Our studies also demonstrate an important role for the IGF-1R in the induction of angiogenesis and vascular invasion in the GPs. In our mouse models, Igf1r knockout delays development of the vasculature and overall formation of the ossification center in the spinal column. These data are consistent with previous studies demonstrating that IGF-1R signaling is required to mediate the hypoxia-inducible factor 1(HIF-1)-induced angiogenesis and expression vascular endothelial growth factor (VEGF).(34,35)

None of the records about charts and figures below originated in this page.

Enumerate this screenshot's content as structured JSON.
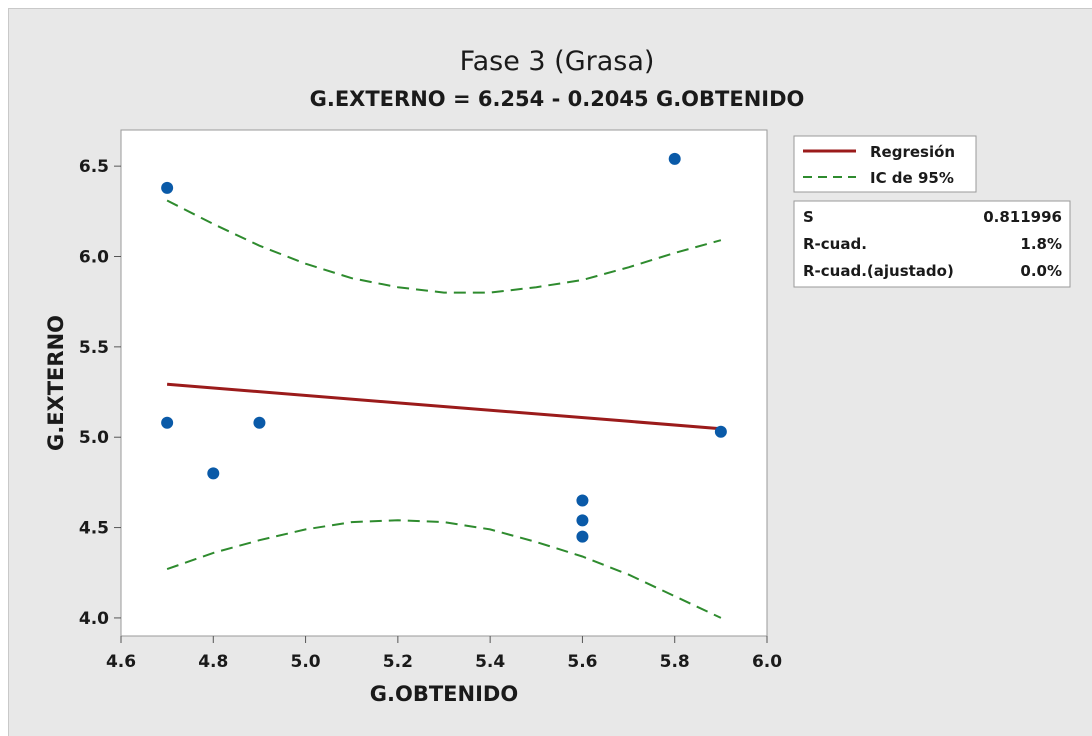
{
  "chart_data": {
    "type": "scatter",
    "title": "Fase 3 (Grasa)",
    "subtitle": "G.EXTERNO = 6.254 - 0.2045 G.OBTENIDO",
    "xlabel": "G.OBTENIDO",
    "ylabel": "G.EXTERNO",
    "xlim": [
      4.6,
      6.0
    ],
    "ylim": [
      3.9,
      6.7
    ],
    "xticks": [
      "4.6",
      "4.8",
      "5.0",
      "5.2",
      "5.4",
      "5.6",
      "5.8",
      "6.0"
    ],
    "yticks": [
      "4.0",
      "4.5",
      "5.0",
      "5.5",
      "6.0",
      "6.5"
    ],
    "points": {
      "x": [
        4.7,
        4.7,
        4.8,
        4.9,
        5.6,
        5.6,
        5.6,
        5.8,
        5.9
      ],
      "y": [
        6.38,
        5.08,
        4.8,
        5.08,
        4.65,
        4.54,
        4.45,
        6.54,
        5.03
      ]
    },
    "series": [
      {
        "name": "Regresión",
        "color": "#9b1b1b",
        "style": "solid",
        "x": [
          4.7,
          5.2,
          5.7,
          5.9
        ],
        "y": [
          5.293,
          5.19,
          5.088,
          5.047
        ]
      },
      {
        "name": "IC de 95%",
        "color": "#2e8b2e",
        "style": "dashed",
        "x": [
          4.7,
          4.8,
          4.9,
          5.0,
          5.1,
          5.2,
          5.3,
          5.4,
          5.5,
          5.6,
          5.7,
          5.8,
          5.9
        ],
        "y": [
          6.31,
          6.18,
          6.06,
          5.96,
          5.88,
          5.83,
          5.8,
          5.8,
          5.83,
          5.87,
          5.94,
          6.02,
          6.09
        ]
      },
      {
        "name": "",
        "color": "#2e8b2e",
        "style": "dashed",
        "x": [
          4.7,
          4.8,
          4.9,
          5.0,
          5.1,
          5.2,
          5.3,
          5.4,
          5.5,
          5.6,
          5.7,
          5.8,
          5.9
        ],
        "y": [
          4.27,
          4.36,
          4.43,
          4.49,
          4.53,
          4.54,
          4.53,
          4.49,
          4.42,
          4.34,
          4.24,
          4.12,
          4.0
        ]
      }
    ],
    "marker_color": "#0a5aa8",
    "legend": {
      "position": "right",
      "entries": [
        {
          "label": "Regresión",
          "color": "#9b1b1b",
          "style": "solid"
        },
        {
          "label": "IC de 95%",
          "color": "#2e8b2e",
          "style": "dashed"
        }
      ]
    },
    "stats": [
      {
        "label": "S",
        "value": "0.811996"
      },
      {
        "label": "R-cuad.",
        "value": "1.8%"
      },
      {
        "label": "R-cuad.(ajustado)",
        "value": "0.0%"
      }
    ],
    "grid": false
  }
}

Our TamCarIgf1r−/− mice are the first to allow assessment of IGF-1R actions in cartilage development during postnatal growth studies. Our initial characterization of the mice demonstrates that the IGF-1R modulates functions in postnatal GPs, as it does in embryonic GPs. This inducible knockout model will be invaluable in future studies on the role of IGF-1R signaling in the development of cartilage diseases such as osteoarthritis and endochondral repair of bone fractures.
This work was supported by NIH RO1-AG21353 (WC), R21-AR50662 (WC), RO1-AR050023 (DB), and RO1 DK 54793 (DB); by the Department of Veterans Affairs Merit Review (DB); and by the Research Enhancement Award Program in Bone Disease (WC and DB).
Disclosures: All the authors state that they have no conflicts of interest.